The good news: the correct defaults in 2026 are cheap, well-documented, and largely automatable. A solo dev who picks Vercel or Render, points DNS through Cloudflare, sits behind Let's Encrypt, runs CI on GitHub Actions, hosts Postgres on Supabase or Neon, wires Sentry plus UptimeRobot, ships nightly off-site backups, and runs a launch-day checklist has a deployment that survives almost everything that small projects encounter. The total monthly cost for the full stack is under $50 for early projects. The total setup time is under a day. The savings on outages, data loss, and credential leaks are immeasurable.
The bad news: AI tools confidently generate every one of these layers wrong by default. They suggest hyperscaler defaults that are too expensive. They suggest self-signed certs that break in browsers. They suggest CI configs that leak secrets. They suggest backups that overwrite themselves. They suggest deploy scripts that skip the smoke test. None of these are catastrophic on their own. Stacked together, they produce the kind of slow, grinding outage that kills solo projects in their first six months.

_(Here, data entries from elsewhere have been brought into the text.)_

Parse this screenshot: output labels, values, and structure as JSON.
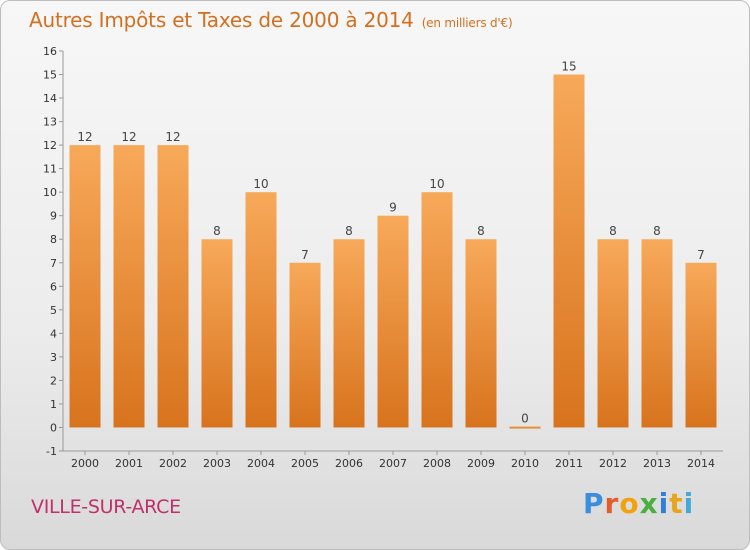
{
  "header": {
    "title": "Autres Impôts et Taxes de 2000 à 2014",
    "unit": "(en milliers d'€)"
  },
  "footer": {
    "place": "VILLE-SUR-ARCE",
    "logo": "Proxiti"
  },
  "colors": {
    "bar_top": "#f7a95a",
    "bar_bottom": "#d8731d",
    "title": "#d2701f",
    "place": "#c0306a"
  },
  "chart_data": {
    "type": "bar",
    "title": "Autres Impôts et Taxes de 2000 à 2014",
    "subtitle": "(en milliers d'€)",
    "xlabel": "",
    "ylabel": "",
    "categories": [
      "2000",
      "2001",
      "2002",
      "2003",
      "2004",
      "2005",
      "2006",
      "2007",
      "2008",
      "2009",
      "2010",
      "2011",
      "2012",
      "2013",
      "2014"
    ],
    "values": [
      12,
      12,
      12,
      8,
      10,
      7,
      8,
      9,
      10,
      8,
      0,
      15,
      8,
      8,
      7
    ],
    "ylim": [
      -1,
      16
    ],
    "yticks": [
      -1,
      0,
      1,
      2,
      3,
      4,
      5,
      6,
      7,
      8,
      9,
      10,
      11,
      12,
      13,
      14,
      15,
      16
    ],
    "grid": false,
    "legend": "none"
  }
}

The discipline is to read every line of generated config before merging. To verify the AI's recommended host against your actual workload. To test the backup before you need it. To run the checklist before you flip the switch. The model writes faster than you can. The model also gets the deploy wrong faster than you can. Your job in this stage of the project is to slow down at the moments where speed produces silent failure. That is the entire job.
Ship boring. Ship predictable. Ship with backups. The deployment that nobody notices is the one that is working. The deployment that everybody notices is the one that did not.